Lamine Yamal cambia el ánimo de la Roja
Mundial de FútbolAnálisisiExposición didáctica de ideas, conjeturas o hipótesis, a partir de unos hechos de actualidad comprobados —no necesariamente del día— que se reflejan en el propio texto. Excluye los juicios de...
No Meeting by June 30 — Where will Trump and Putin meet after that?

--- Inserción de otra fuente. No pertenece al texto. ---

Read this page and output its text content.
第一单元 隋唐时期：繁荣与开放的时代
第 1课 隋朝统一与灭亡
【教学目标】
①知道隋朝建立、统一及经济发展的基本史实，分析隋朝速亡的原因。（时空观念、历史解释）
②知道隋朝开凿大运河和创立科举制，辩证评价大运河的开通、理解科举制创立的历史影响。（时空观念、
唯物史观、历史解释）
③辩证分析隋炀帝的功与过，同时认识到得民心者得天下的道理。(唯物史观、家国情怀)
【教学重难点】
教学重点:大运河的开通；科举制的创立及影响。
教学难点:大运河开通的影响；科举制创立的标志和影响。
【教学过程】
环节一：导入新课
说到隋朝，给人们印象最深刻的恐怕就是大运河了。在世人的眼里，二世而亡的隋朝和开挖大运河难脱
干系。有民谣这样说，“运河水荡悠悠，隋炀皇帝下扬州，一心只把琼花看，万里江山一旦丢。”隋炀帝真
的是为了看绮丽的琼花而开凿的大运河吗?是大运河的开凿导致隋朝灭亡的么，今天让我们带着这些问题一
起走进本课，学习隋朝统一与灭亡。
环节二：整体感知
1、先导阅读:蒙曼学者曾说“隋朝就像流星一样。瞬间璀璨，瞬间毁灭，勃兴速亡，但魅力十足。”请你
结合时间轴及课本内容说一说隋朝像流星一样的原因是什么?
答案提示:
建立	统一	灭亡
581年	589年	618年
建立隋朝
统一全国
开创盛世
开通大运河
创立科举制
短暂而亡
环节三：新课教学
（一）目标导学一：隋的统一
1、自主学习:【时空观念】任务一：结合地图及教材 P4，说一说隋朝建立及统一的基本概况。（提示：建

Una noticia relevante se está gestando en la escena internacional. Mundial de FútbolAnálisisiExposición didáctica de ideas, conjeturas o hipótesis, a partir de unos hechos de actualidad comprobados —no necesariamente del día— que se reflejan en el propio texto. Excluye los juicios de valor y se aproxima más al género de opinión, pero se diferencia de él en que no juzga ni pronostica, sino que sólo formula hipótesis, ofrece explicaciones argumentadas y pone en relación datos dispersosLamine Yamal cambia el ánimo de la RojaLa selección recuperó el juego rápido, a uno o dos toques, y a partir de la velocidad dio mucho ritmo al partido sin perder la agresividad en la presiónLamine Yamal durante el partido contra Arabia Saudí. Alejandro RuesgaRamon Besa21 jun 2026 - 20:46CEST Compartir en Whatsapp Compartir en Facebook Compartir en Twitter Desplegar Redes Sociales Ir a los comentariosAñadir EL PAÍS en GoogleCompartir: Whatsapp Facebook Twitter Bluesky Linkedin Copiar enlaceHay jugadores que resuelven un partido, se cuentan también los que cambian a un equipo y son unos pocos los que son capaces de marcar, jugar y condicionar el fútbol propio y ajeno como pasa con Lamine.

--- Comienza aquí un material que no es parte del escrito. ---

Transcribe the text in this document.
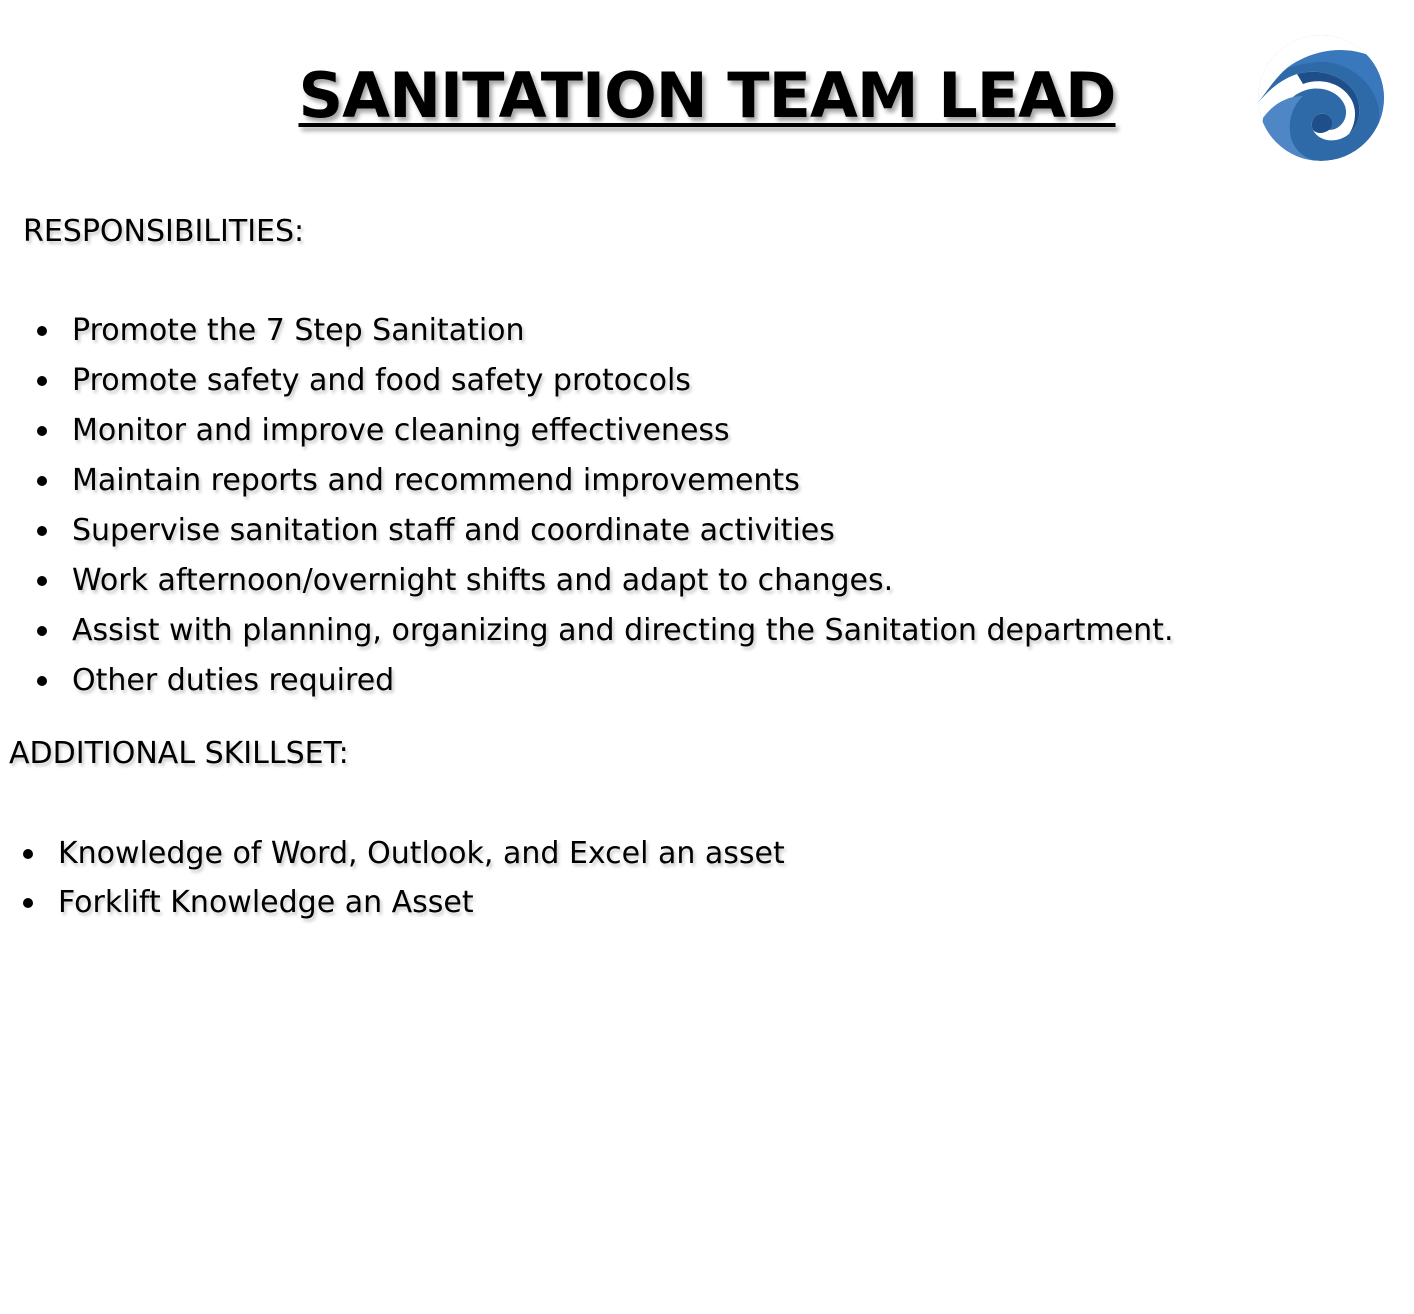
SANITATION TEAM LEAD
RESPONSIBILITIES:
Promote the 7 Step Sanitation
Promote safety and food safety protocols
Monitor and improve cleaning effectiveness
Maintain reports and recommend improvements
Supervise sanitation staff and coordinate activities
Work afternoon/overnight shifts and adapt to changes.
Assist with planning, organizing and directing the Sanitation department.
Other duties required
ADDITIONAL SKILLSET:
Knowledge of Word, Outlook, and Excel an asset
Forklift Knowledge an Asset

La confianza, el descaro y la ambición del delantero azulgrana le sentaron de maravilla a la selección española ante Arabia Saudí después del gatillazo contra Cabo Verde. La esterilidad mundialista se acabó al cabo de 299 minutos con un gol oportunista de Lamine, llegador al segundo palo para embocar el centro de Oyarzabal, intercambiadas las posiciones de ambos jugadores para el bien de España. La movilidad de los delanteros confundió al rival y destapó a la Roja después de un muy buen rato de cruzar pelotas que no encontraron a un ariete rematador en el área de Al Owais.
Los detalles
Abierto el marcador, Oyarzabal marcó dos tantos más en un abrir y cerrar de ojos, de manera que a la media hora ya se daba el partido por cerrado, la clasificación por asegurada, se reanudaban las cuentas sobre los cruces que más le convienen al equipo y se debatía sobre la necesidad de reservar energías para enfrentarse en la última jornada de la fase de grupos a Uruguay. Había regresado el optimismo después de unas jornadas de pesimismo alrededor del campeón de la Eurocopa. Los cambios del seleccionador funcionaron estupendamente porque el equipo contó con un extremo como Lamine, empujado por el lateral Porro; abrió el campo por la izquierda con Baena y la altura de los volantes favoreció la mecánica de juego: Pedri se relacionó muy bien con Olmo y mejor con Rodri.
La selección recuperó el juego rápido, a uno o dos toques, y a partir de la velocidad dio mucho ritmo al partido, sin perder la agresividad en la presión facilitada por los intentos de salida de Arabia Saudí. El juego era muy alegre y el equipo se liberó muy pronto, desde el gol de Lamine, que se presentó con una jugada fantástica por cómo aguantó y venció a su marcador, eliminó las dos ayudas defensivas y puso la pelota en el punto de penalti ante el asombro de la zaga de tres centrales dispuesta por Georgos Donis.
El tema se ha convertido en uno de los puntos más destacados de la agenda mundial.